Menanamkan Budaya Dakwah Dalam Keluarga
Keberhasilan dalam mencetak kader-kader dakwah di masyarakat, harus diiringi oleh keberhasilan dalam mencetak kader dakwah di dalam rumah. Karenanya dalam mendidik keluarganya Ahzami menekankan 2 hal yang harus dicapai oleh anggota keluarganya. Yang pertama adalah keberhasilan dalam bidang akademik. Ahzami berharap kesembilan anaknya dapat mencapai pendidikan formal yang setinggi-tingginya, menjadi yang terbaik dalam kelasnya. Bagi Ahzami pendidikan formal sangat berharga bagi aktifitas dakwah.
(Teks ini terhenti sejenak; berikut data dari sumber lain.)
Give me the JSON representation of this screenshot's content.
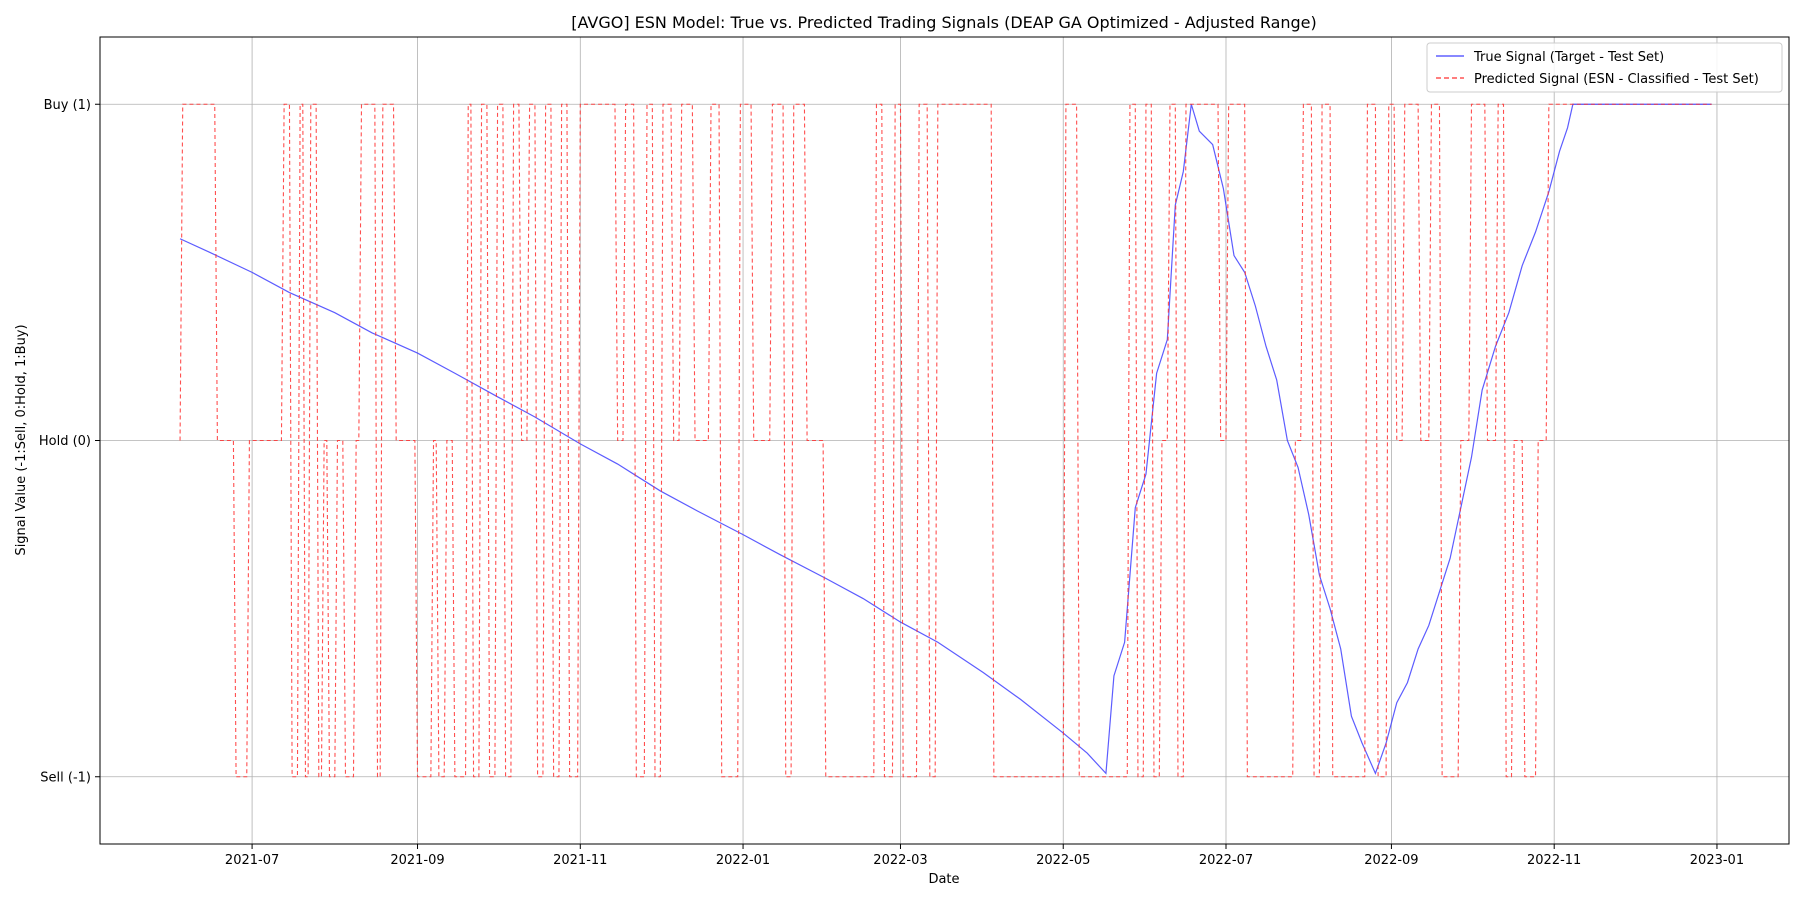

Hal kedua yang ia terapkan dalam mendidik keluarganya, adalah keberhasilan dalam dunia harakah. Bagi Ahzami, anak-anak harus tampil sebagai juara dalam bidang akademik sekaligus mencapai peringkat tertinggi dalam dakwahnya.
Selain menanamkan semangat belajar kepada keluarganya, Ahzami juga tak pernah mengenal kata henti dalam meningkatkan kualitas dirinya. Ia berusaha untuk mengikuti jejak para orang-orang shalih. Bila bertemu dengan orang yang lebih shalih dari pada dirinya, Ahzami memposisikan diri sebagai seorang murid atau mutarobbi yang baik, yang siap mendengarkan nasihat orang shalih tersebut. Namun bila bertemu dengan orang yang lebih muda darinya, ia berusaha untuk tampil sebagai kakak atau guru yang siap mewariskan ilmu yang ia miliki. Dengan demikian Ahzami berharap mendapat kebaikan dari kedua hal yang ia lakukan.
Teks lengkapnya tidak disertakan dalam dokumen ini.